O algoritmo «um parte, outro escolhe» pode aplicar-se a mais de dois parceiros. Se tivermos quatro pretendentes a um bolo, por exemplo, o algoritmo desdobra-se em duas etapas. Começa-se por agrupar os pretendentes ao bolo em dois grupos, com dois elementos em cada grupo. Um dos grupos divide o bolo em duas partes e o outro escolhe a sua metade. Na segunda etapa, cada par de gulosos divide a sua metade de bolo ao meio, seguindo de novo o processo de um partir e o outro escolher.
É fácil ver que este método iterativo pode funcionar igualmente para oito pessoas ou, em geral, para potências de dois. Mas já não é tão simples encontrar uma solução no caso de haver três pessoas. Mas pensando bem, consegue arranjar-se um método que funcione nesse caso. Quer o leitor dar uma sugestão?
Os matemáticos, contudo, não gostam de soluções que apenas funcionam para casos particulares, pelo que têm procurado algoritmos mais gerais. O ideal seria encontrar um método que funcionasse com qualquer número de pessoas. Um desses métodos, proposto pelos matemáticos polacos Stefan Banach (1892–1945) e Bronislaw Knaster (1893–1980), resolve o problema com um número qualquer de parceiros. É o chamado algoritmo da faca deslizante. Este caso é mais fácil de perceber com um bolo sobre o comprido, como um bolo inglês.
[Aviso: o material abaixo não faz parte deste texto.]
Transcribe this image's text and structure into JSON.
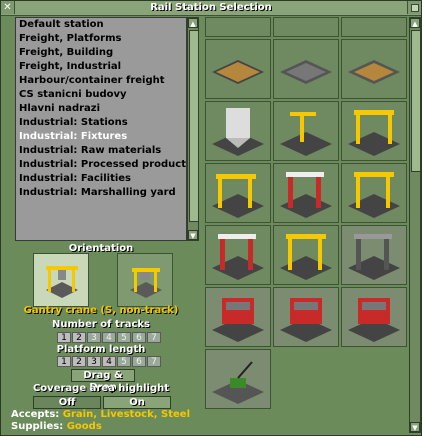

Os diversos pretendentes às fatias do bolo reúnem-se à sua volta enquanto uma pessoa, possivelmente um deles, pouco importa, começa a fazer deslizar a faca sobre o bolo, a partir de um dos lados. Vai progredindo com a faca até que um dos parceiros diga «Pára!». Nesse momento pára a faca e corta uma fatia, que é entregue a quem falou. O parceiro em causa fica assim com uma parte que considera ser, pelo menos, uma fracção justa do bolo — se pensasse que a faca não tinha ainda chegado a essa fracção justa, não a teria reclamado. Os outros, por seu lado, vêem ser retirada ao bolo uma quantidade que consideram ser inferior ou igual a uma fracção justa — se algum deles achasse que a faca tinha já ultrapassado o momento certo, deveria ter reclamado a fatia correspondente.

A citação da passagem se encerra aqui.